Hifn driver in SMP (was Re: GELI - disk encryption GEOM class
committed.)
Sam Leffler
sam at errno.com
Tue Aug 9 22:22:19 GMT 2005
Andre Oppermann wrote:
> Sam Leffler wrote:
>
>> Andre Oppermann wrote:
>>
>>> Poul-Henning Kamp wrote:
>>>
>>>> I belive there is a bug in the HiFn chips that makes them do a soft
>>>> reset
>>>> under some set of circumstances which we have never been able to nail
>>>> down.
>>>>
>>>> I have contacted HiFn about this and asked for a workaround, but
>>>> they seem somewhat less than eager to work the case.
>>>>
>>>> I belive the message before last was that they hard reproduced it.
>>>>
>>>> The last message was from somebody going through the piles on a
>>>> former employees table.
>>>
>>>
>>> What's the deal with HiFn? IMHO Cavium are way better and much more
>>> performant.
>>>
>> Not sure how you come to this conclusion about Cavium. Last time I
>> looked at their h/w it was heavily firmware-based and the whole
>> environment was problematic to integrate with crypto(9). OTOH it
>> wasn't clear that integrating their stuff through the crypto subsystem
>> would most effectively use their h/w; much better to integrate
>> directly to ipsec and/or ssl using higher-level commands--just like
>> hifn, broadcom, safenet, and everybody else. I also have my opinions
>> about the quality of their code but that's another matter.
>
>
> I don't know the crypto(9) API very well but from reading the man page
> and the Cavium crypto processor documentation there seems to be a rather
> nice fit. What Cavium gets right is their kick-ass DMA engine on the
> processors. Very good to write drivers for and very efficient and
> performant on the PCI bus. There is microcode to be loaded onto the
> cards but it is a rather small code segment and all the critical functions
> are built in hardware (from the docs). I agree that the FreeBSD driver
> wasn't written by someone with great BSD driver experience. On the other
> hand they managed to put all the kernel level driver stuff under the BSD
> license. For some reason the crypto operation setup code in the OpenSSL
> patch is proprietary code. OTOH pretty much the same code functionality
> in the Linux FreeSWAN HW accel patch is under a BSD license. From that
> point on there is very little preventing a new, properly written FreeBSD
> driver from happening. I can send you all code parts under permissible
> licenses for a sneek peek. If there is genuine interest in writing such a
> driver I can try to get you the programmer docs with an NDA permitting a
> new
> BSD driver. My account manager is pretty high up in the food chain there.

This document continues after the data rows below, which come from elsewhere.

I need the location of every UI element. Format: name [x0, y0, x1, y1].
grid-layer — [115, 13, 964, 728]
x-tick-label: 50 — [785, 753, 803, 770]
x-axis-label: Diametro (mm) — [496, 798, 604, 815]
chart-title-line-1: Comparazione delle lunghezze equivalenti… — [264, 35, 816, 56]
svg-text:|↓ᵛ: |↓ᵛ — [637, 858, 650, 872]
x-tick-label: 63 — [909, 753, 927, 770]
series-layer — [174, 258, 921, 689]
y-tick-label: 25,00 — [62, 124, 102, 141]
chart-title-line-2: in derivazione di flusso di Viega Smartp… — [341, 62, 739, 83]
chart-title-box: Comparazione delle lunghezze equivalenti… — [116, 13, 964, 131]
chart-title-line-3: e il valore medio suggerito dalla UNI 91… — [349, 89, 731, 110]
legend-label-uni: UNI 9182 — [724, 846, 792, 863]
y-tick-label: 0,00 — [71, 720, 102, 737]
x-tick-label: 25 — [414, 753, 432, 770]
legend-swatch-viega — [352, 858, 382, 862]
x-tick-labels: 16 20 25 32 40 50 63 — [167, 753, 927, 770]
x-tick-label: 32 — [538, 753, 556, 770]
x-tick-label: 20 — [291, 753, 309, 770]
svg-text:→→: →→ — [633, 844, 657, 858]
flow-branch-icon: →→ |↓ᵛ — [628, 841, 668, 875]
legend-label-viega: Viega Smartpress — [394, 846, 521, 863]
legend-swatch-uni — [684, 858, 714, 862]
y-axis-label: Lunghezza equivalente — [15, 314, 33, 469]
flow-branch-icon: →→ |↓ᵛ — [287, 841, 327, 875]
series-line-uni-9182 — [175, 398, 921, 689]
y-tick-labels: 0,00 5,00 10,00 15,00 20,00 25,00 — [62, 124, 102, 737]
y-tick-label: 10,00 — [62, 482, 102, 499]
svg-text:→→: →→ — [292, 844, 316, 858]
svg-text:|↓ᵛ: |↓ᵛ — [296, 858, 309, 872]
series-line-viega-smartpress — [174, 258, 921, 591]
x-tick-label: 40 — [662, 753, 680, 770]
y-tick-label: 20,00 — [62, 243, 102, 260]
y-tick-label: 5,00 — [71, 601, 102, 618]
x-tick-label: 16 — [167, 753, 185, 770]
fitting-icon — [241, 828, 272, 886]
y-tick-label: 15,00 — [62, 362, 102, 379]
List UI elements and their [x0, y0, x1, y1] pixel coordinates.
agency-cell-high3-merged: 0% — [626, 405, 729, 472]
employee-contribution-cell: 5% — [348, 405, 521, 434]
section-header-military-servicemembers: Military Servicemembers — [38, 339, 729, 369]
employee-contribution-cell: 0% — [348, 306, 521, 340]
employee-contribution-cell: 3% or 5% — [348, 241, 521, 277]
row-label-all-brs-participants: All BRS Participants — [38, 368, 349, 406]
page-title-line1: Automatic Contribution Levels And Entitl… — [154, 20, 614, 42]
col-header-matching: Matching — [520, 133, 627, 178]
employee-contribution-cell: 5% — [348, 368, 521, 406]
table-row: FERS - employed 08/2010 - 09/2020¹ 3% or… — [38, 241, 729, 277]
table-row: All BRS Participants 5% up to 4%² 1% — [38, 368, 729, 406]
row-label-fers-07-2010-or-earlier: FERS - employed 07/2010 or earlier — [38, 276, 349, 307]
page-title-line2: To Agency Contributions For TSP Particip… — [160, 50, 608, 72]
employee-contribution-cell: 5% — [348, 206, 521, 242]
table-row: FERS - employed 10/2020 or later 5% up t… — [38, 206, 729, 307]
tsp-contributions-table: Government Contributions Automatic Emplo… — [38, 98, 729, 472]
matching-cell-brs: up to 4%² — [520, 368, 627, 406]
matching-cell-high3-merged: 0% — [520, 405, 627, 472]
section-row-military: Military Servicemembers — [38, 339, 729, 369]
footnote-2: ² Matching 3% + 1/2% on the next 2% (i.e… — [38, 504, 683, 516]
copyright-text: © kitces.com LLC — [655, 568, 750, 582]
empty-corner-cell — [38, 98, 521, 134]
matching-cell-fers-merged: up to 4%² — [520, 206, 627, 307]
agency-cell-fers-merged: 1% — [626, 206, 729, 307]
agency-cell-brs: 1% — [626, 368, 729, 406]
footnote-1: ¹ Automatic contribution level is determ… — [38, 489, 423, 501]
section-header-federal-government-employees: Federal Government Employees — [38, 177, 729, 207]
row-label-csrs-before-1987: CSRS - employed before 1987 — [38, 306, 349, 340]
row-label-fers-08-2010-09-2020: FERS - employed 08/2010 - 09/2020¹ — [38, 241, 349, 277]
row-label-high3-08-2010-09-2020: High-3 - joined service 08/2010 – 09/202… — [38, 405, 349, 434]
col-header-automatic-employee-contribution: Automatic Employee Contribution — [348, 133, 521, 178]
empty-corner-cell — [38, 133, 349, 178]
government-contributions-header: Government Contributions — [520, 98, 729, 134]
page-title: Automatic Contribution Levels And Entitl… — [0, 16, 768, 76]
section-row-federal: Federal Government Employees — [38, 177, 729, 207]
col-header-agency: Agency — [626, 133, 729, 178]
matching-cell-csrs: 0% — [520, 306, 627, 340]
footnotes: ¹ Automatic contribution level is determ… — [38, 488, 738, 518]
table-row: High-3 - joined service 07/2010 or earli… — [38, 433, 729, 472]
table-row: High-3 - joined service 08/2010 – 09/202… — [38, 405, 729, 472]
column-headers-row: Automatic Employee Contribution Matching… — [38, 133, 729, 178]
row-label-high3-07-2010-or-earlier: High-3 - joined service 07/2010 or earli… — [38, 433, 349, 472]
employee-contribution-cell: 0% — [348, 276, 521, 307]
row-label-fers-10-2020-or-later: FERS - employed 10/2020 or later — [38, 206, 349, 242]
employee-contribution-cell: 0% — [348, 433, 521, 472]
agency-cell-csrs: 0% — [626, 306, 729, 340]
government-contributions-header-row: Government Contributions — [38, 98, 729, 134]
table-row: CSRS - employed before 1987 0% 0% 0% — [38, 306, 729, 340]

> He's certainly the right guy to talk to and take the decision.
>
I can only guess you have been looking at Cavium's low-end parts if the
dma engine is what impresses you. There are plenty of crypto parts that
can use a full 64/133 PCI bus (and more); in fact many companies assign
the dma engine work to summer interns 'cuz it's so drop-dead easy (mind
you I've also seen plenty of dma engines the _looked_ like they were
designed by summer interns :)).
Cavium's high-end parts that promise very high throughput will perform
suboptimally if hooked up to crypto(9) because you simply cannot keep
the crypto engine(s) busy. You must use the higher-level directives
that do things like processs complete ipsec frames.
I have more that passing experience with Cavium. You might want to try
actually working with them and not just reading docs.